Pot possession charges far more likely in Gatineau than Ottawa
'A very big problem for someone that's young,' Gatineau lawyer says
If you're going to smoke marijuana, the numbers say you're more likely to get away with it in Ottawa than in Gatineau.
CBC News has found someone is almost four times as likely to be charged with simple possession if he or she is caught with a bit of marijuana on the Quebec side of the Ottawa River.
In 2014, 188 of every 100,000 people over age 12 were charged in Gatineau, compared to just 52 of every 100,000 in Ottawa.
Michael Swanston, a criminal defence lawyer in Gatineau, said his clients include many young people facing simple possession charges that can have complicated consequences later in life.
Those consequences include being unable to receive a security clearance to work in the public service or being unable to enter the United States.
"It's a very big problem for someone that's young, that has their future in front of them and that has a record for that type of offence," Swanston said.
Gatineau has 2nd highest charge rate in Canada
A CBC News investigation looked at possession charges across Canada since 2006.

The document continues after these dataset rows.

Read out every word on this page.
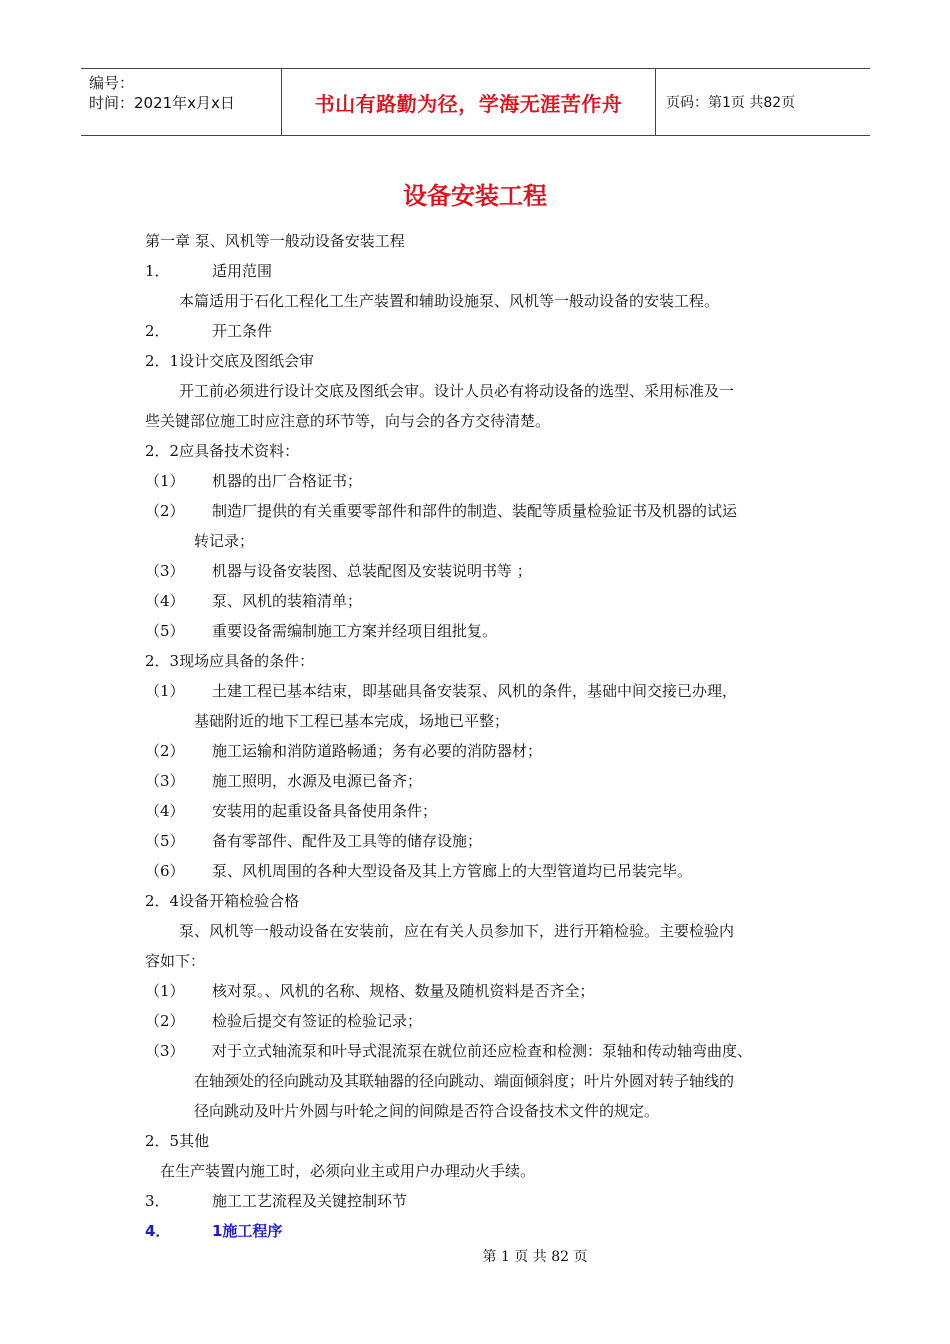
编号：
时间：2021年x月x日	书山有路勤为径，学海无涯苦作舟	页码：第1页 共82页
设备安装工程
第一章 泵、风机等一般动设备安装工程
1．	适用范围
本篇适用于石化工程化工生产装置和辅助设施泵、风机等一般动设备的安装工程。
2．	开工条件
2．1设计交底及图纸会审
开工前必须进行设计交底及图纸会审。设计人员必有将动设备的选型、采用标准及一
些关键部位施工时应注意的环节等，向与会的各方交待清楚。
2．2应具备技术资料：
（1） 机器的出厂合格证书；
（2） 制造厂提供的有关重要零部件和部件的制造、装配等质量检验证书及机器的试运
转记录；
（3） 机器与设备安装图、总装配图及安装说明书等 ；
（4） 泵、风机的装箱清单；
（5） 重要设备需编制施工方案并经项目组批复。
2．3现场应具备的条件：
（1） 土建工程已基本结束，即基础具备安装泵、风机的条件，基础中间交接已办理，
基础附近的地下工程已基本完成，场地已平整；
（2） 施工运输和消防道路畅通；务有必要的消防器材；
（3） 施工照明，水源及电源已备齐；
（4） 安装用的起重设备具备使用条件；
（5） 备有零部件、配件及工具等的储存设施；
（6） 泵、风机周围的各种大型设备及其上方管廊上的大型管道均已吊装完毕。
2．4设备开箱检验合格
泵、风机等一般动设备在安装前，应在有关人员参加下，进行开箱检验。主要检验内
容如下：
（1） 核对泵。、风机的名称、规格、数量及随机资料是否齐全；
（2） 检验后提交有签证的检验记录；
（3） 对于立式轴流泵和叶导式混流泵在就位前还应检查和检测：泵轴和传动轴弯曲度、
在轴颈处的径向跳动及其联轴器的径向跳动、端面倾斜度；叶片外圆对转子轴线的
径向跳动及叶片外圆与叶轮之间的间隙是否符合设备技术文件的规定。
2．5其他
在生产装置内施工时，必须向业主或用户办理动火手续。
3．	施工工艺流程及关键控制环节
4．	1施工程序
第 1 页 共 82 页
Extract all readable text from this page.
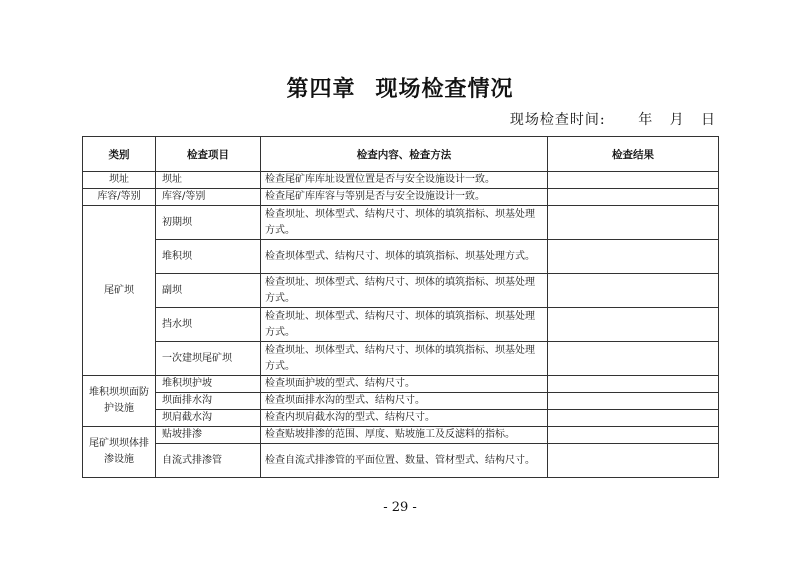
第四章 现场检查情况
现场检查时间: 年 月 日
类别	检查项目	检查内容、检查方法	检查结果
坝址	坝址	检查尾矿库库址设置位置是否与安全设施设计一致。	
库容/等别	库容/等别	检查尾矿库库容与等别是否与安全设施设计一致。	
尾矿坝	初期坝	检查坝址、坝体型式、结构尺寸、坝体的填筑指标、坝基处理方式。	
	堆积坝	检查坝体型式、结构尺寸、坝体的填筑指标、坝基处理方式。	
	副坝	检查坝址、坝体型式、结构尺寸、坝体的填筑指标、坝基处理方式。	
	挡水坝	检查坝址、坝体型式、结构尺寸、坝体的填筑指标、坝基处理方式。	
	一次建坝尾矿坝	检查坝址、坝体型式、结构尺寸、坝体的填筑指标、坝基处理方式。	
堆积坝坝面防护设施	堆积坝护坡	检查坝面护坡的型式、结构尺寸。	
	坝面排水沟	检查坝面排水沟的型式、结构尺寸。	
	坝肩截水沟	检查内坝肩截水沟的型式、结构尺寸。	
尾矿坝坝体排渗设施	贴坡排渗	检查贴坡排渗的范围、厚度、贴坡施工及反滤料的指标。	
	自流式排渗管	检查自流式排渗管的平面位置、数量、管材型式、结构尺寸。	
- 29 -
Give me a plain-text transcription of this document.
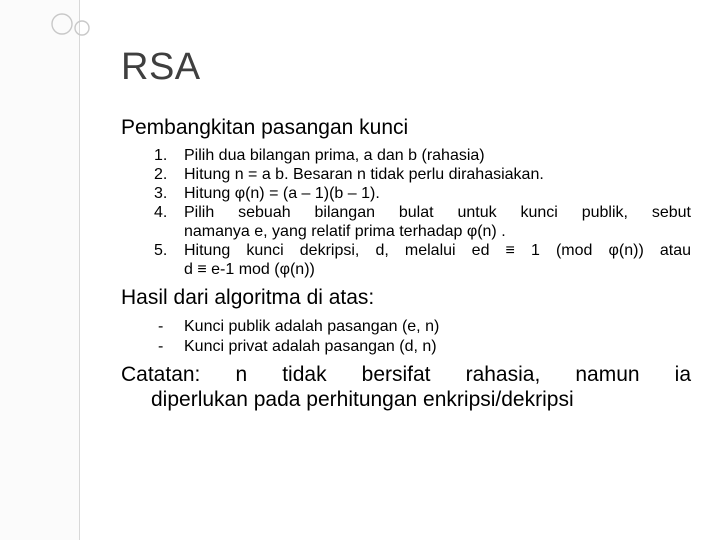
RSA
Pembangkitan pasangan kunci
1. Pilih dua bilangan prima, a dan b (rahasia)
2. Hitung n = a b. Besaran n tidak perlu dirahasiakan.
3. Hitung φ(n) = (a – 1)(b – 1).
4. Pilih sebuah bilangan bulat untuk kunci publik, sebut
namanya e, yang relatif prima terhadap φ(n) .
5. Hitung kunci dekripsi, d, melalui ed ≡ 1 (mod φ(n)) atau
d ≡ e-1 mod (φ(n))
Hasil dari algoritma di atas:
- Kunci publik adalah pasangan (e, n)
- Kunci privat adalah pasangan (d, n)
Catatan: n tidak bersifat rahasia, namun ia
diperlukan pada perhitungan enkripsi/dekripsi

Over that time arrests have increased by 30 per cent, but the chances of being charged depend very much on where you live.
In the list of the top 34 cities for 2014, Gatineau comes in second behind only Kelowna, B.C., which logged 251 people charged per 100,000 over the age of 12.
St. John's, N.L., came in last with only 11 people charged per 100,000 over the age of 12.
'We're very proactive with impaired driving,' Gatineau police say
Gatineau's rate is high because police sometimes wrongly target young drivers, Swanston claimed.
"What happens, as far as I'm concerned, is that if you're young and you're driving in Gatineau, let's say in a Honda Civic, chances are that you'll be pulled over, that your vehicle will be searched and if in fact they find marijuana, they will allege they had probable grounds to search your vehicle and you will be charged," he said.
Gatineau police stand by their record.
"We're very proactive with impaired driving. Gatineau police has a priority to get our streets safer and when we're stopping cars for impaired driving we're not just on the look-out for alcohol, we're also on the look-out for drugs," said Gatineau police spokesman Sgt. J.P. Lemay.
"Our officers are observing what's inside the vehicle and they're getting reasonable grounds to go further in their investigation when they're stopping cars."